LOS ANGELES (CN) – East West Bancorp helped AOB Commerce sell fake promissory notes in a 3-year Ponzi scheme that took $45 million from hundreds of victims, according to a Superior Court class action. Lead plaintiffs Carmen Amezcua and Maria Barragan claim AOB controller Terchi Liao couldn’t have pulled off the scam without help from East West branch manager Lai Chu aka Queenie Chu.
Chu allegedly directed East West’s dealings with AOB, loaning the company money, referring investors to the scam, and socializing and traveling with Liao and AOB.
Amezcua and Barragan say they invested their lifes’ savings in promissory notes that AOB “guaranteed” would earn monthly interest 5.5 percent.
AOB claimed it would loan the investors’ money to companies in Asia.

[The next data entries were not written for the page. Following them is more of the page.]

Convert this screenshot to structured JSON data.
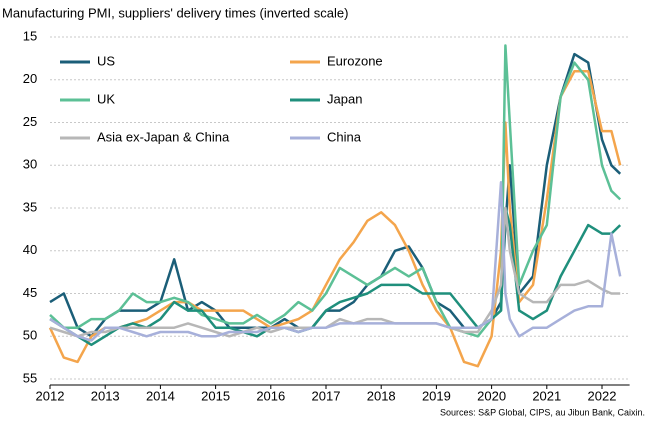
{
  "chart_data": {
    "type": "line",
    "title": "Manufacturing PMI, suppliers' delivery times (inverted scale)",
    "source": "Sources: S&P Global, CIPS, au Jibun Bank, Caixin.",
    "x": [
      2012,
      2012.25,
      2012.5,
      2012.75,
      2013,
      2013.25,
      2013.5,
      2013.75,
      2014,
      2014.25,
      2014.5,
      2014.75,
      2015,
      2015.25,
      2015.5,
      2015.75,
      2016,
      2016.25,
      2016.5,
      2016.75,
      2017,
      2017.25,
      2017.5,
      2017.75,
      2018,
      2018.25,
      2018.5,
      2018.75,
      2019,
      2019.25,
      2019.5,
      2019.75,
      2020,
      2020.17,
      2020.25,
      2020.33,
      2020.5,
      2020.75,
      2021,
      2021.25,
      2021.5,
      2021.75,
      2022,
      2022.17,
      2022.33
    ],
    "xlim": [
      2012,
      2022.5
    ],
    "xticks": [
      2012,
      2013,
      2014,
      2015,
      2016,
      2017,
      2018,
      2019,
      2020,
      2021,
      2022
    ],
    "ylim": [
      15,
      55
    ],
    "yticks": [
      15,
      20,
      25,
      30,
      35,
      40,
      45,
      50,
      55
    ],
    "y_inverted": true,
    "grid": true,
    "legend": "upper left",
    "series": [
      {
        "name": "US",
        "color": "#1b5e78",
        "values": [
          46,
          45,
          49,
          50,
          48,
          47,
          47,
          47,
          46,
          41,
          47,
          46,
          47,
          49,
          49,
          49,
          49,
          48,
          49,
          49,
          47,
          47,
          46,
          44,
          43,
          40,
          39.5,
          42,
          46,
          47,
          49,
          49,
          48,
          46,
          37,
          30,
          45,
          43,
          30,
          22,
          17,
          18,
          27,
          30,
          31
        ]
      },
      {
        "name": "Eurozone",
        "color": "#f4a54c",
        "values": [
          49,
          52.5,
          53,
          50,
          49,
          49,
          48.5,
          48,
          47,
          46,
          46,
          47,
          47,
          47,
          47,
          48,
          49,
          48.5,
          48,
          47,
          44,
          41,
          39,
          36.5,
          35.5,
          37,
          40,
          44,
          47,
          49,
          53,
          53.5,
          50,
          40,
          25,
          35,
          46,
          44,
          34,
          22,
          19,
          19,
          26,
          26,
          30
        ]
      },
      {
        "name": "UK",
        "color": "#5cc096",
        "values": [
          47.5,
          49,
          49,
          48,
          48,
          47,
          45,
          46,
          46,
          45.5,
          46,
          47.5,
          48,
          48.5,
          48.5,
          47.5,
          48.5,
          47.5,
          46,
          47,
          45,
          42,
          43,
          44,
          43,
          42,
          43,
          42,
          46,
          49,
          49.5,
          50,
          48,
          47,
          16,
          25,
          44,
          40,
          37,
          22,
          18,
          20,
          30,
          33,
          34
        ]
      },
      {
        "name": "Japan",
        "color": "#1f8f7c",
        "values": [
          48,
          49,
          50,
          51,
          50,
          49,
          48.5,
          49,
          48,
          46,
          47,
          47,
          49,
          49,
          49.5,
          50,
          49,
          49,
          49.5,
          49,
          47,
          46,
          45.5,
          45,
          44,
          44,
          44,
          45,
          45,
          45,
          47,
          49,
          48,
          47,
          35,
          37,
          47,
          48,
          47,
          43,
          40,
          37,
          38,
          38,
          37
        ]
      },
      {
        "name": "Asia ex-Japan & China",
        "color": "#b7b7b7",
        "values": [
          49,
          49.5,
          50,
          49.5,
          49.5,
          49,
          49,
          49,
          49,
          49,
          48.5,
          49,
          49.5,
          50,
          49.5,
          49,
          49.5,
          49,
          49,
          49,
          49,
          48,
          48.5,
          48,
          48,
          48.5,
          48.5,
          48.5,
          48.5,
          49,
          49.5,
          49.5,
          47,
          44,
          35,
          40,
          45,
          46,
          46,
          44,
          44,
          43.5,
          44.5,
          45,
          45
        ]
      },
      {
        "name": "China",
        "color": "#a7b0da",
        "values": [
          48,
          49,
          50,
          50.5,
          49,
          49,
          49.5,
          50,
          49.5,
          49.5,
          49.5,
          50,
          50,
          49.5,
          49.5,
          49.5,
          49,
          49,
          49.5,
          49,
          49,
          48.5,
          48.5,
          48.5,
          48.5,
          48.5,
          48.5,
          48.5,
          48.5,
          49,
          49,
          49,
          48,
          32,
          45,
          48,
          50,
          49,
          49,
          48,
          47,
          46.5,
          46.5,
          38,
          43
        ]
      }
    ]
  }
}
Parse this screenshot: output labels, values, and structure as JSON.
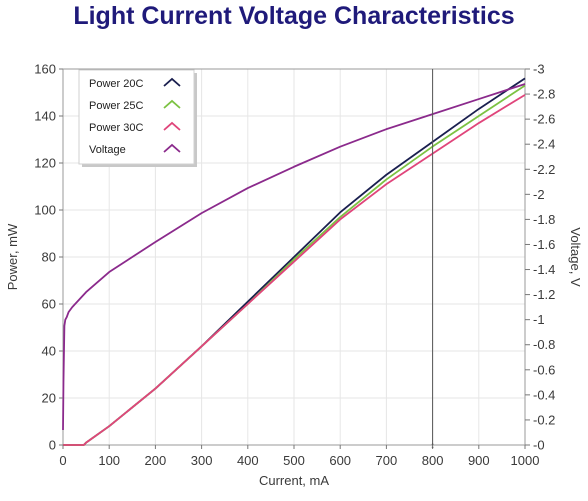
{
  "chart_data": {
    "type": "line",
    "title": "Light Current Voltage Characteristics",
    "xlabel": "Current, mA",
    "ylabel": "Power, mW",
    "y2label": "Voltage, V",
    "xlim": [
      0,
      1000
    ],
    "ylim": [
      0,
      160
    ],
    "y2lim": [
      0,
      3
    ],
    "x_ticks": [
      "0",
      "100",
      "200",
      "300",
      "400",
      "500",
      "600",
      "700",
      "800",
      "900",
      "1000"
    ],
    "y_ticks": [
      "0",
      "20",
      "40",
      "60",
      "80",
      "100",
      "120",
      "140",
      "160"
    ],
    "y2_ticks": [
      "0",
      "0.2",
      "0.4",
      "0.6",
      "0.8",
      "1",
      "1.2",
      "1.4",
      "1.6",
      "1.8",
      "2",
      "2.2",
      "2.4",
      "2.6",
      "2.8",
      "3"
    ],
    "grid": true,
    "legend_position": "top-left",
    "marker_line_x": 800,
    "series": [
      {
        "name": "Power 20C",
        "axis": "left",
        "color": "#1a1f4f",
        "x": [
          0,
          20,
          45,
          50,
          100,
          200,
          300,
          400,
          500,
          600,
          700,
          800,
          900,
          1000
        ],
        "y": [
          0,
          0,
          0,
          1,
          8,
          24,
          42,
          61,
          80,
          99,
          115,
          129,
          143,
          156
        ]
      },
      {
        "name": "Power 25C",
        "axis": "left",
        "color": "#7cc242",
        "x": [
          0,
          20,
          45,
          50,
          100,
          200,
          300,
          400,
          500,
          600,
          700,
          800,
          900,
          1000
        ],
        "y": [
          0,
          0,
          0,
          1,
          8,
          24,
          42,
          60,
          79,
          97,
          113,
          127,
          140,
          153
        ]
      },
      {
        "name": "Power 30C",
        "axis": "left",
        "color": "#e0457b",
        "x": [
          0,
          20,
          45,
          50,
          100,
          200,
          300,
          400,
          500,
          600,
          700,
          800,
          900,
          1000
        ],
        "y": [
          0,
          0,
          0,
          1,
          8,
          24,
          42,
          60,
          78,
          96,
          111,
          124,
          137,
          149
        ]
      },
      {
        "name": "Voltage",
        "axis": "right",
        "color": "#8b2a8c",
        "x": [
          0,
          1,
          3,
          5,
          8,
          12,
          20,
          50,
          100,
          200,
          300,
          400,
          500,
          600,
          700,
          800,
          900,
          1000
        ],
        "y": [
          0.12,
          0.5,
          0.95,
          1.0,
          1.02,
          1.06,
          1.1,
          1.22,
          1.38,
          1.62,
          1.85,
          2.05,
          2.22,
          2.38,
          2.52,
          2.64,
          2.76,
          2.88
        ]
      }
    ]
  }
}
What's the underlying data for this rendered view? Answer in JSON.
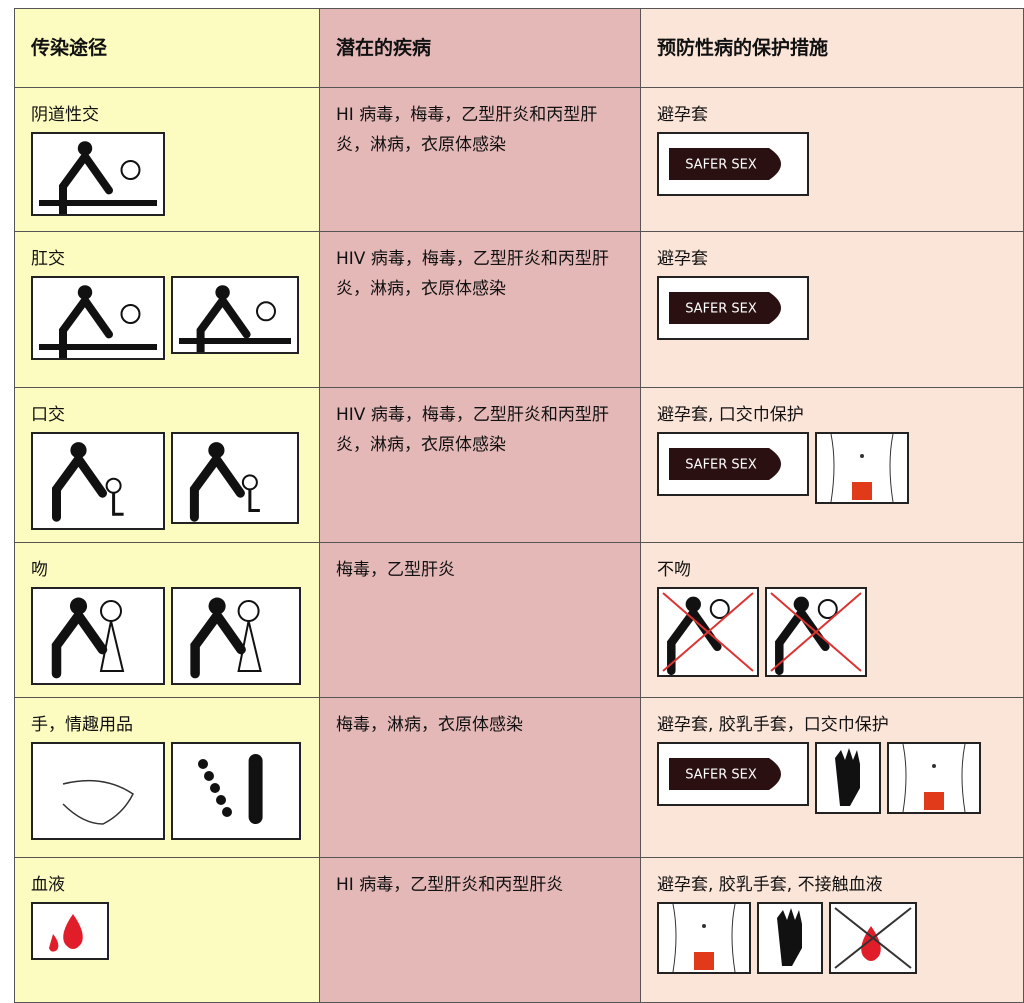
{
  "table": {
    "headers": [
      "传染途径",
      "潜在的疾病",
      "预防性病的保护措施"
    ],
    "rows": [
      [
        "阴道性交",
        "HI 病毒，梅毒，乙型肝炎和丙型肝炎，淋病，衣原体感染",
        "避孕套"
      ],
      [
        "肛交",
        "HIV 病毒，梅毒，乙型肝炎和丙型肝炎，淋病，衣原体感染",
        "避孕套"
      ],
      [
        "口交",
        "HIV 病毒，梅毒，乙型肝炎和丙型肝炎，淋病，衣原体感染",
        "避孕套, 口交巾保护"
      ],
      [
        "吻",
        "梅毒，乙型肝炎",
        "不吻"
      ],
      [
        "手，情趣用品",
        "梅毒，淋病，衣原体感染",
        "避孕套, 胶乳手套，口交巾保护"
      ],
      [
        "血液",
        "HI 病毒，乙型肝炎和丙型肝炎",
        "避孕套, 胶乳手套, 不接触血液"
      ]
    ],
    "condom_label": "SAFER SEX"
  }
}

But the Securities and Exchange Commission sued AOB in July 2007, claiming that while AOB made a few small loans to Chinese companies, it kept most of the money, and used some to pay off investors and others who found new victims, the plaintiffs say.
East West was “the primary bank” where AOB cleared its fraudulent transactions, according to the complaint. Plaintiffs say East West participated by “systematically clearing checks presented for payment on AOB accounts that had insufficient funds.” Because of that arrangement, the plaintiffs say, the bank must have known that AOB was using investor money to pay monthly interest on other investors’ promissory notes. The bank also allegedly sent AOB money to Chinese branch officers’ personal accounts and to Liao’s other offshore accounts.
The bank let Liao operate more than 20 accounts at East West, despite warnings from the Treasury Department, according to the complaint.
Seven days after the court ordered East West to hand over AOB’s money, Chu gave Liao cashier’s checks and cash from his accounts totaling $745,000, the plaintiffs say.
Barragan says she lost $100,000; Amezcua says she lost $50,000.
Plaintiffs are represented by Julio Ramos and Steven Nunez.